I’m so sorry to disappoint you, but my memoir will not include any sexual relationship between me and anyone besides my husband. But I do hope that doesn’t keep you from buying the book when it becomes available some day in the next two or three years (be forever optimisitc!).
Even though I didn’t expect a Ruffalo/Moore relationship in the early part of the film, there was some build up. I just didn’t think they’d go there. I suspect that some of my lesbian friends might both love and hate this movie.
They probably will love that the main couple are women who’ve been together in a loving, yet imperfect, relationship for over 20 years, intently focused and thoughtful parents in a relationship that is rarely portrayed on screen. But what they might hate is that the couple occasionally watch gay male porn during sex and that Moore’s character throws caution to the wind for some super-hot Ruffalo action. The sex scenes in this movie seemed so authentic, and the editing of them only made them better. This definitely is not a movie for anyone under 18.
The one other thing I noticed about this movie was that it seemed as if the director had the actors shoot a scene many times and then chose the imperfect scenes, where the actors made mistakes that real people make. It made if feel more like you were watching the out takes instead, which made the characters more real to the audience.

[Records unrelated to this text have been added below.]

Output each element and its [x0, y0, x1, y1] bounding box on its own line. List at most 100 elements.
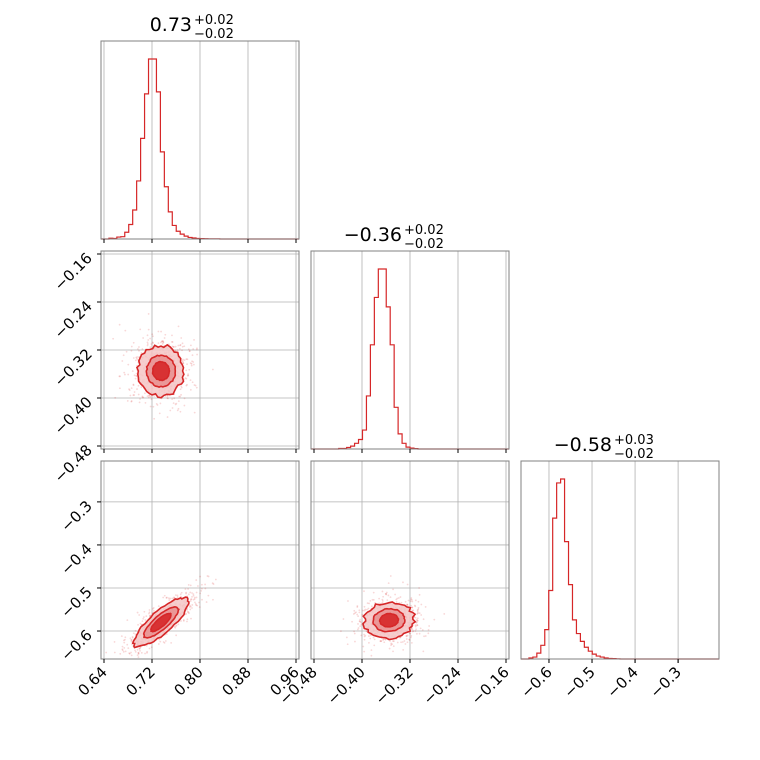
sample-point: [119, 652, 122, 655]
sample-point: [191, 381, 194, 384]
sample-point: [130, 651, 132, 654]
sample-point: [183, 404, 186, 407]
sample-point: [146, 343, 149, 345]
sample-point: [151, 607, 154, 610]
sample-point: [369, 637, 372, 640]
sample-point: [193, 384, 196, 386]
sample-point: [382, 595, 385, 598]
sample-point: [417, 608, 420, 611]
sample-point: [389, 596, 392, 598]
sample-point: [176, 596, 179, 598]
sample-point: [386, 599, 389, 602]
sample-point: [196, 604, 199, 607]
sample-point: [135, 375, 138, 378]
sample-point: [368, 635, 370, 637]
y-tick-label: −0.5: [57, 583, 95, 621]
sample-point: [188, 612, 190, 615]
sample-point: [205, 601, 208, 603]
contour-panel-2: [310, 460, 510, 660]
sample-point: [395, 598, 398, 601]
sample-point: [189, 605, 192, 608]
sample-point: [152, 342, 154, 344]
sample-point: [346, 643, 349, 646]
sample-point: [128, 388, 130, 391]
sample-point: [387, 582, 390, 584]
sample-point: [146, 334, 149, 337]
sample-point: [417, 600, 420, 603]
sample-point: [129, 394, 132, 397]
y-tick-label: −0.48: [51, 441, 96, 486]
sample-point: [152, 335, 154, 338]
sample-point: [360, 623, 363, 626]
sample-point: [390, 642, 393, 645]
y-tick-label: −0.24: [51, 297, 96, 342]
sample-point: [366, 602, 369, 605]
sample-point: [206, 575, 209, 577]
sample-point: [353, 630, 355, 633]
sample-point: [387, 594, 390, 597]
sample-point: [126, 643, 129, 646]
sample-point: [187, 611, 190, 614]
sample-point: [178, 348, 181, 350]
sample-point: [144, 652, 146, 655]
sample-point: [124, 636, 127, 639]
sample-point: [192, 361, 195, 363]
sample-point: [157, 342, 160, 345]
sample-point: [404, 600, 407, 603]
sample-point: [133, 394, 136, 396]
sample-point: [125, 350, 128, 353]
sample-point: [193, 596, 196, 599]
x-tick-label: 0.64: [74, 663, 110, 699]
sample-point: [411, 600, 414, 603]
sample-point: [402, 581, 404, 584]
sample-point: [157, 605, 160, 608]
sample-point: [180, 620, 182, 622]
sample-point: [212, 368, 214, 371]
sample-point: [363, 609, 366, 612]
sample-point: [392, 650, 394, 653]
sample-point: [152, 405, 155, 408]
sample-point: [122, 639, 125, 642]
sample-point: [200, 589, 203, 592]
sample-point: [135, 374, 138, 377]
sample-point: [184, 377, 187, 379]
sample-point: [424, 606, 427, 608]
sample-point: [142, 617, 145, 620]
sample-point: [185, 358, 188, 361]
sample-point: [130, 400, 133, 402]
sample-point: [180, 386, 183, 389]
sample-point: [174, 626, 177, 629]
sample-point: [189, 344, 192, 347]
sample-point: [138, 346, 140, 348]
sample-point: [196, 353, 199, 356]
sample-point: [169, 597, 172, 600]
sample-point: [127, 647, 130, 650]
sample-point: [171, 334, 173, 337]
sample-point: [160, 330, 162, 333]
sample-point: [418, 593, 421, 596]
sample-point: [417, 612, 419, 614]
sample-point: [153, 395, 156, 397]
sample-point: [174, 349, 177, 352]
sample-point: [407, 599, 410, 602]
sample-point: [149, 395, 152, 398]
sample-point: [361, 609, 364, 612]
sample-point: [136, 648, 139, 651]
sample-point: [121, 649, 124, 652]
sample-point: [138, 647, 141, 650]
sample-point: [362, 645, 365, 648]
sample-point: [363, 638, 366, 641]
sample-point: [136, 654, 139, 657]
sample-point: [162, 341, 165, 343]
sample-point: [392, 645, 395, 648]
sample-point: [186, 618, 189, 621]
sample-point: [166, 397, 169, 399]
sample-point: [183, 345, 186, 348]
sample-point: [141, 395, 144, 398]
x-tick-label: −0.32: [372, 663, 417, 708]
sample-point: [137, 623, 139, 626]
sample-point: [129, 637, 132, 640]
sample-point: [372, 591, 375, 594]
sample-point: [358, 611, 361, 614]
sample-point: [135, 372, 138, 375]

As far as I know, its the first time a movie has been focused around the issue of children conceived from donor sperm (or eggs) meeting their donor. I love that this has come out around the same time that I’m finishing my memoir. To me, this might be the start of a trend in the media or the world, that the anonymity of the donor process is coming to an end and that the subject will become a bigger part of mainstream consciousness.
Please tell me what you thought of the movie.
Oh, and BTW, I just passed 38,000 words today!